Commodore Black lowered his sabre at Ortin urs Ortin. ‘That and worse, ambassador.’

Ortin charged, pure animal savagery bearing down upon the old u-boat man. Commodore Black stepped forward and met him with a clash of steel.

‘You trapped us, tricked us!’ Ortin bayed. ‘You butchered half the great houses!’

‘No, lad, not me.’ The commodore fell back, grunting. Ortin’s strength was far beyond that of any fighter from the race of man. ‘But I’m going to settle for you all the same. For Nandi.’

Ortin struck the commodore’s sabre with his steel, again and again, making the commodore’s arm ring with the wicked pain of it. There was little room for sophistication in this battle, his parries blunted by the raw swinging power of the Pericurian’s massive frame. The commodore’s rare bones turned into an anvil from the battering.

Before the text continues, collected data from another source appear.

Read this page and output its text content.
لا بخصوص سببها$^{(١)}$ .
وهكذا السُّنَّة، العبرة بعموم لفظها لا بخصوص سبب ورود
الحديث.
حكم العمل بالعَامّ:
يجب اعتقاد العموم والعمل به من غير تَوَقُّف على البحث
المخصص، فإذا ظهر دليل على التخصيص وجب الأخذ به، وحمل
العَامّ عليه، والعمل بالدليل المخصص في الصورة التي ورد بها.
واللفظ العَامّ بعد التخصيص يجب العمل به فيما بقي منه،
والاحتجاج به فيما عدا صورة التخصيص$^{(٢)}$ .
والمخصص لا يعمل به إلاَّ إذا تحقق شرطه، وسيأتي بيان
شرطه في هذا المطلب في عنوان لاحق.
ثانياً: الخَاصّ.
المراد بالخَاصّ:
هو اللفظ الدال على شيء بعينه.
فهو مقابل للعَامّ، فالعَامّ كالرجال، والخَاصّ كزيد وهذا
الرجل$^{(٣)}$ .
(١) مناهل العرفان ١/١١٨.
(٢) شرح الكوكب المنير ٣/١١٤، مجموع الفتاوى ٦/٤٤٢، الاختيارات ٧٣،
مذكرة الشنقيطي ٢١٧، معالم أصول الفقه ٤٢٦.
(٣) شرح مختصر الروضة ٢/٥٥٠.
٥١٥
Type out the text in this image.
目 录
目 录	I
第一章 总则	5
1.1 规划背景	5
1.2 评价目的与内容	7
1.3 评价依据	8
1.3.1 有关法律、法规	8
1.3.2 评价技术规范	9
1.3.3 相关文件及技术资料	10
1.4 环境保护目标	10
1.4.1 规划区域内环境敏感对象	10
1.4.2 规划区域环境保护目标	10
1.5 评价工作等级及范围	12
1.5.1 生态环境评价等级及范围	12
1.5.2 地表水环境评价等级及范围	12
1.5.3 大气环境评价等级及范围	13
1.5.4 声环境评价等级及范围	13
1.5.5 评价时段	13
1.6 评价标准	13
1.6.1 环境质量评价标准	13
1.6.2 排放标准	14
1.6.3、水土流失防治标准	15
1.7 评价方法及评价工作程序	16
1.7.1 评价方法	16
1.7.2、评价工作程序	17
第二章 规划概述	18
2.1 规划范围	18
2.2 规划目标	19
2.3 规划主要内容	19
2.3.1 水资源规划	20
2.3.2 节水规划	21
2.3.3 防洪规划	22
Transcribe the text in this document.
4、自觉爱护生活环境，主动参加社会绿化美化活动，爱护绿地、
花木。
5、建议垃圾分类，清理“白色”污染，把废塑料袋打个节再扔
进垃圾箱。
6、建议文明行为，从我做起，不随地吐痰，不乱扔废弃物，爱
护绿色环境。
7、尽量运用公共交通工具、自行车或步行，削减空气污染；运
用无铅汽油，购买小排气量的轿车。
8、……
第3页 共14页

As their fight stumbled back and forth across the assembly room, Commodore Black caught a brief glimpse of the barricade where the front line of cadets was thrusting bayonets against the crush of the Pericurian advance, the second line unable to shoot now without hitting their own side. Children, blessed children asked to fight and die like this. To fight for their lives. Their stronghold at the centre of the mountain was seconds away from falling…

Commodore Black yelled in surprise as he slipped on the blood of a dead Pericurian soldier and sprawled backwards, his sabre sliding away across the floor. He was weaponless. Ortin urs Ortin moved in and the commodore met the ambassador’s insane, glazed eyes as the huge beast raised his blade upwards for the killing stroke.

‘Leave…me…to die.’ Jethro coughed.

The steamman shook his visored head at Jethro’s wounded form and dropped the warhammer with a clang, mounting
the rungs up to the circle of stained glass windows. ‘No, I cannot. You must trust me.’

Hannah watched the huge steamman stop in front of the stained glass, drinking in the final hidden section of Bel Bessant’s terrible creation. ‘Don’t do this, Boxiron. I would only have used the god-formula to fix what wasn’t meant to be broken. What sort of god will you create by giving such a thing to Knipe? For the love of the Circle, he killed my father, Nandi, Chalph, Alice, he—’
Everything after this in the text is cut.